Luna setengah mengeluh, memandang ponselnya yang telah kehabisan daya. Harusnya ia menghadiri dua kelas hari ini. Namun ternyata dosen tidak hadir di kelas mata kuliah terakhir dan menggantinya dengan hari lain. Alhasil, jadilah Luna pulang lebih awal.
Karena merasa telah tak memiliki keperluan di kampus, ia berniat untuk segera beranjak keluar kelas meski tau Pak Idam pasti belum menjemputnya.
Luna malas saja, kalau-kalau nanti harus tak sengaja bertemu Seshan ataupun Syaquela. Sekedar meladeni kedua manusia itu saja rasanya akan menghabiskan sisa energinya.
Untung saja Mira—teman sekelasnya—mau berbaik hati meminjaminya power bank. Sekarang Luna tinggal menunggu baterai ponselnya sedikit terisi, agar bisa menyalakannya sembari ia duduk di halte kampus yang untungnya tak terlalu ramai.
"Eh, Luna?"
Cewek itu menoleh kala mendengar namanya dipanggil. Itu Valdo. Pemuda itu tampak tersenyum lebar, meski ada raut heran di wajahnya.
"Ini ... ini beneran lo?"
Luna membuang napas lelah dan memalingkan muka. Ia tahu kini Valdo tengah membahas cara berpakaiannya yang berubah.

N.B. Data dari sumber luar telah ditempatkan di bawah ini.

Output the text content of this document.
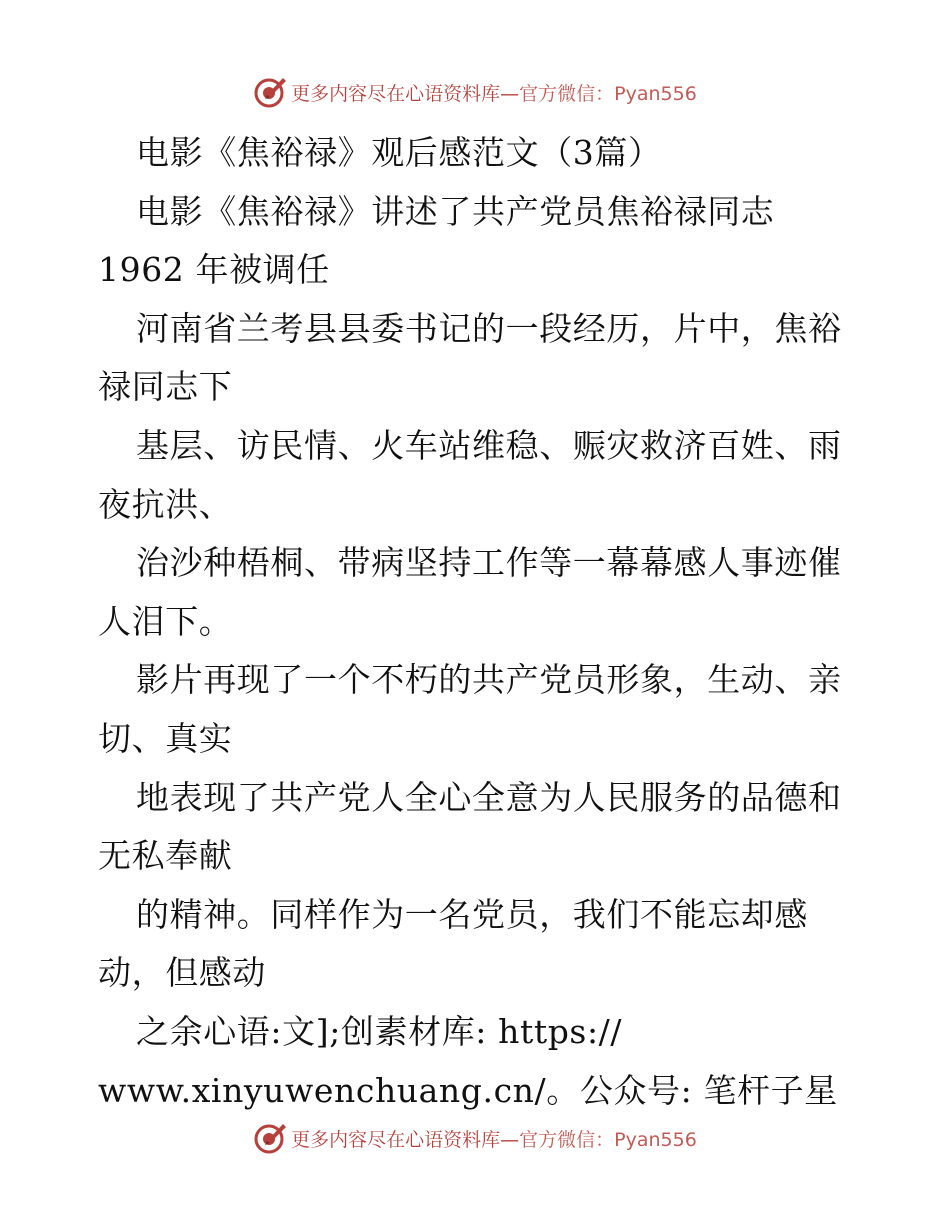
更多内容尽在心语资料库—官方微信：Pyan556
电影《焦裕禄》观后感范文（3篇）
电影《焦裕禄》讲述了共产党员焦裕禄同志
1962 年被调任
河南省兰考县县委书记的一段经历，片中，焦裕
禄同志下
基层、访民情、火车站维稳、赈灾救济百姓、雨
夜抗洪、
治沙种梧桐、带病坚持工作等一幕幕感人事迹催
人泪下。
影片再现了一个不朽的共产党员形象，生动、亲
切、真实
地表现了共产党人全心全意为人民服务的品德和
无私奉献
的精神。同样作为一名党员，我们不能忘却感
动，但感动
之余心语:文];创素材库: https://
www.xinyuwenchuang.cn/。公众号: 笔杆子星
更多内容尽在心语资料库—官方微信：Pyan556
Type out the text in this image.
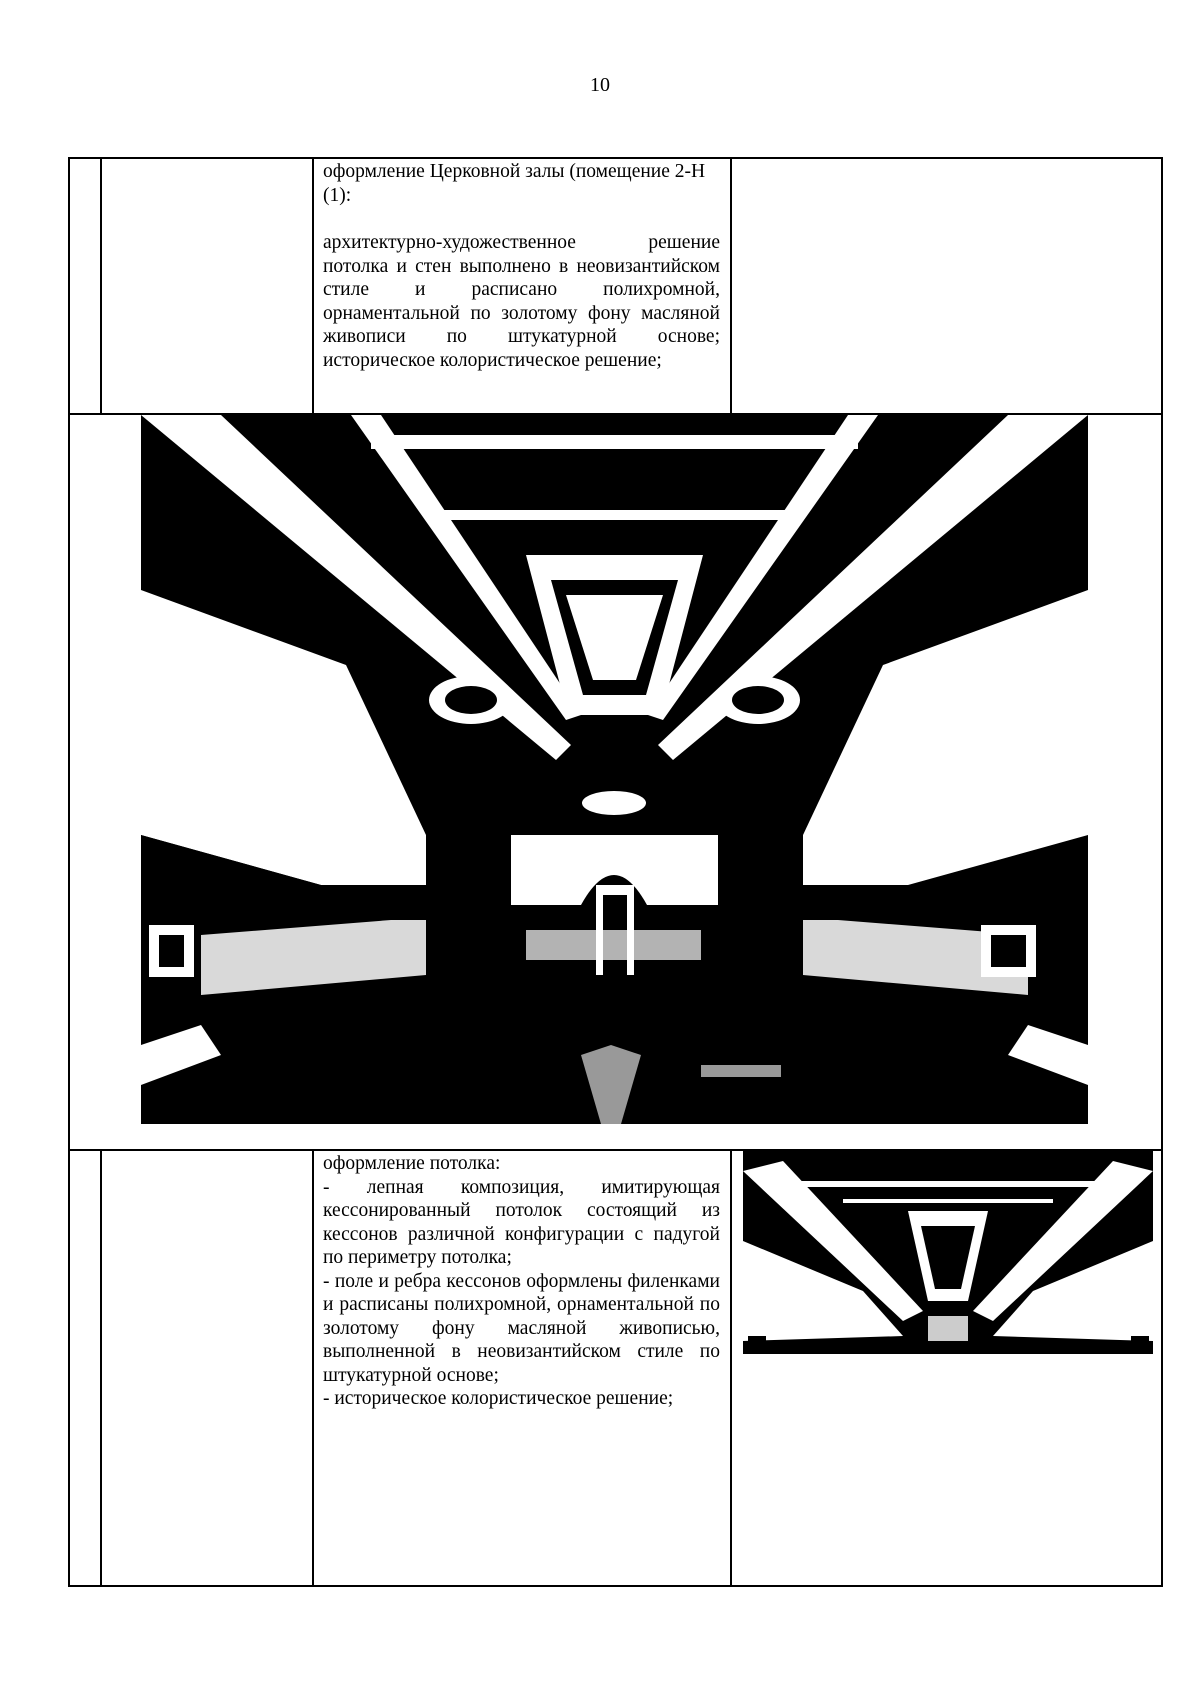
10

оформление Церковной залы (помещение 2-Н (1):

архитектурно-художественное решение потолка и стен выполнено в неовизантийском стиле и расписано полихромной, орнаментальной по золотому фону масляной живописи по штукатурной основе; историческое колористическое решение;

оформление потолка:

- лепная композиция, имитирующая кессонированный потолок состоящий из кессонов различной конфигурации с падугой по периметру потолка;

- поле и ребра кессонов оформлены филенками и расписаны полихромной, орнаментальной по золотому фону масляной живописью, выполненной в неовизантийском стиле по штукатурной основе;

- историческое колористическое решение;
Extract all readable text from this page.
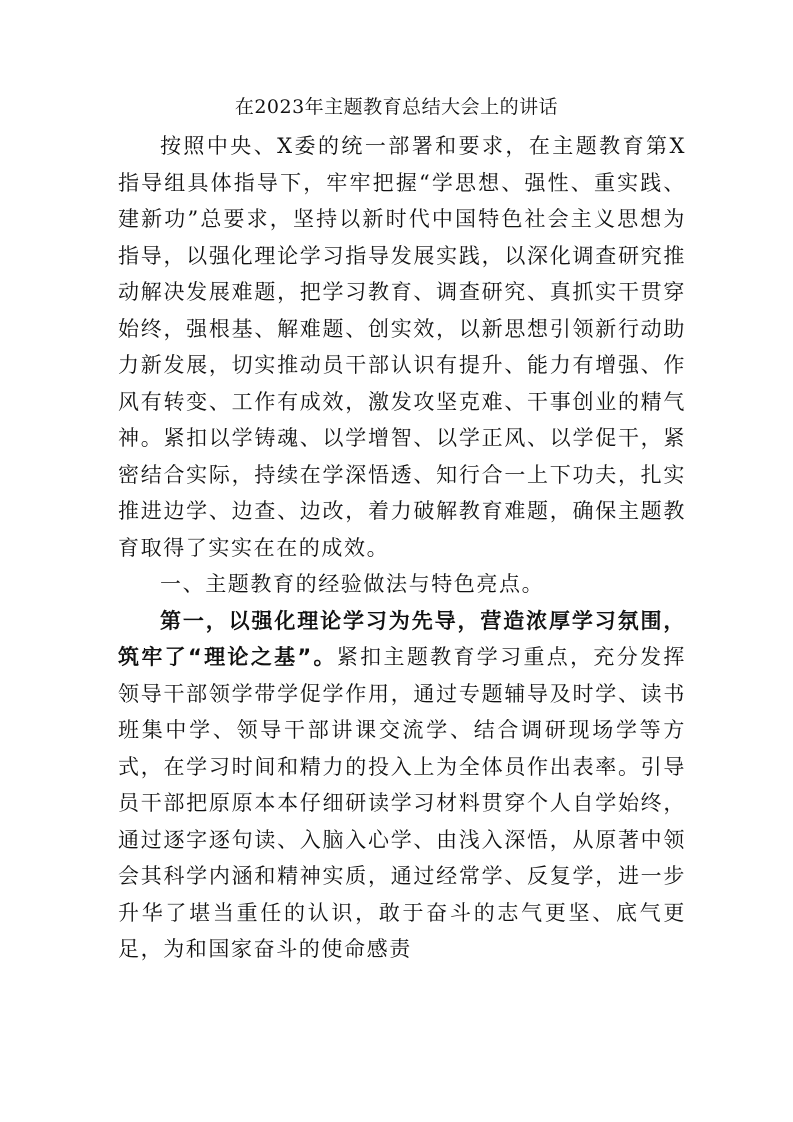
在2023年主题教育总结大会上的讲话

按照中央、X委的统一部署和要求，在主题教育第X指导组具体指导下，牢牢把握“学思想、强性、重实践、建新功”总要求，坚持以新时代中国特色社会主义思想为指导，以强化理论学习指导发展实践，以深化调查研究推动解决发展难题，把学习教育、调查研究、真抓实干贯穿始终，强根基、解难题、创实效，以新思想引领新行动助力新发展，切实推动员干部认识有提升、能力有增强、作风有转变、工作有成效，激发攻坚克难、干事创业的精气神。紧扣以学铸魂、以学增智、以学正风、以学促干，紧密结合实际，持续在学深悟透、知行合一上下功夫，扎实推进边学、边查、边改，着力破解教育难题，确保主题教育取得了实实在在的成效。

一、主题教育的经验做法与特色亮点。

第一，以强化理论学习为先导，营造浓厚学习氛围，筑牢了“理论之基”。紧扣主题教育学习重点，充分发挥领导干部领学带学促学作用，通过专题辅导及时学、读书班集中学、领导干部讲课交流学、结合调研现场学等方式，在学习时间和精力的投入上为全体员作出表率。引导员干部把原原本本仔细研读学习材料贯穿个人自学始终，通过逐字逐句读、入脑入心学、由浅入深悟，从原著中领会其科学内涵和精神实质，通过经常学、反复学，进一步升华了堪当重任的认识，敢于奋斗的志气更坚、底气更足，为和国家奋斗的使命感责
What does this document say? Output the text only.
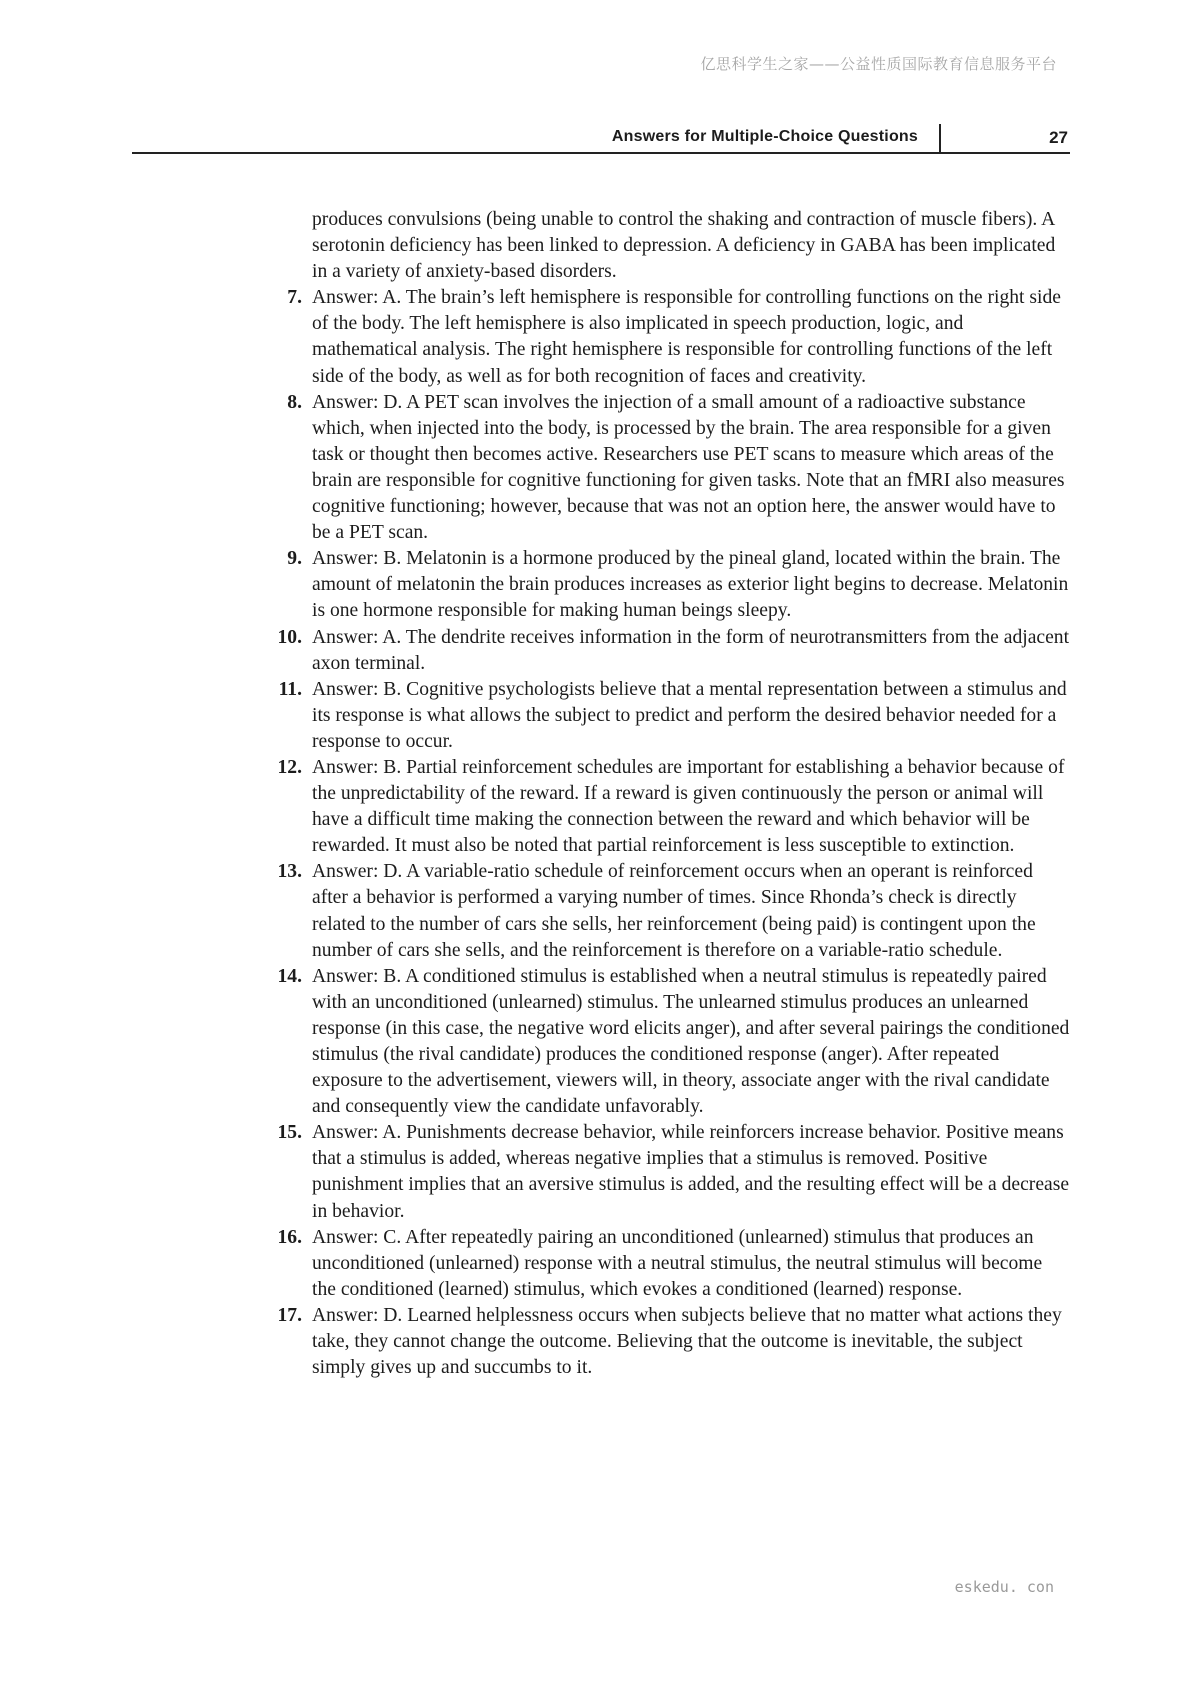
亿思科学生之家——公益性质国际教育信息服务平台
Answers for Multiple-Choice Questions	27

produces convulsions (being unable to control the shaking and contraction of muscle fibers). A serotonin deficiency has been linked to depression. A deficiency in GABA has been implicated in a variety of anxiety-based disorders.

7. Answer: A. The brain’s left hemisphere is responsible for controlling functions on the right side of the body. The left hemisphere is also implicated in speech production, logic, and mathematical analysis. The right hemisphere is responsible for controlling functions of the left side of the body, as well as for both recognition of faces and creativity.
8. Answer: D. A PET scan involves the injection of a small amount of a radioactive substance which, when injected into the body, is processed by the brain. The area responsible for a given task or thought then becomes active. Researchers use PET scans to measure which areas of the brain are responsible for cognitive functioning for given tasks. Note that an fMRI also measures cognitive functioning; however, because that was not an option here, the answer would have to be a PET scan.
9. Answer: B. Melatonin is a hormone produced by the pineal gland, located within the brain. The amount of melatonin the brain produces increases as exterior light begins to decrease. Melatonin is one hormone responsible for making human beings sleepy.
10. Answer: A. The dendrite receives information in the form of neurotransmitters from the adjacent axon terminal.
11. Answer: B. Cognitive psychologists believe that a mental representation between a stimulus and its response is what allows the subject to predict and perform the desired behavior needed for a response to occur.
12. Answer: B. Partial reinforcement schedules are important for establishing a behavior because of the unpredictability of the reward. If a reward is given continuously the person or animal will have a difficult time making the connection between the reward and which behavior will be rewarded. It must also be noted that partial reinforcement is less susceptible to extinction.
13. Answer: D. A variable-ratio schedule of reinforcement occurs when an operant is reinforced after a behavior is performed a varying number of times. Since Rhonda’s check is directly related to the number of cars she sells, her reinforcement (being paid) is contingent upon the number of cars she sells, and the reinforcement is therefore on a variable-ratio schedule.
14. Answer: B. A conditioned stimulus is established when a neutral stimulus is repeatedly paired with an unconditioned (unlearned) stimulus. The unlearned stimulus produces an unlearned response (in this case, the negative word elicits anger), and after several pairings the conditioned stimulus (the rival candidate) produces the conditioned response (anger). After repeated exposure to the advertisement, viewers will, in theory, associate anger with the rival candidate and consequently view the candidate unfavorably.
15. Answer: A. Punishments decrease behavior, while reinforcers increase behavior. Positive means that a stimulus is added, whereas negative implies that a stimulus is removed. Positive punishment implies that an aversive stimulus is added, and the resulting effect will be a decrease in behavior.
16. Answer: C. After repeatedly pairing an unconditioned (unlearned) stimulus that produces an unconditioned (unlearned) response with a neutral stimulus, the neutral stimulus will become the conditioned (learned) stimulus, which evokes a conditioned (learned) response.
17. Answer: D. Learned helplessness occurs when subjects believe that no matter what actions they take, they cannot change the outcome. Believing that the outcome is inevitable, the subject simply gives up and succumbs to it.
eskedu. con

"Apa sih?! Jangan ganggu gue."
"Kayaknya baru beberapa hari kita nggak ketemu. Tapi lo tau-tau jadi beda gini?" Valdo menatap Luna dari kepala hingga ujung kakinya.
"Ada apa, deh?"
"Satu meter."
"Hah?" Cowok itu kebingungan.
"Gue akan sangat berterimakasih kalo lo duduk seenggaknya jarak satu meter dari gue," ujarnya sambil melirik Valdo yang tampak akan duduk di sampingnya.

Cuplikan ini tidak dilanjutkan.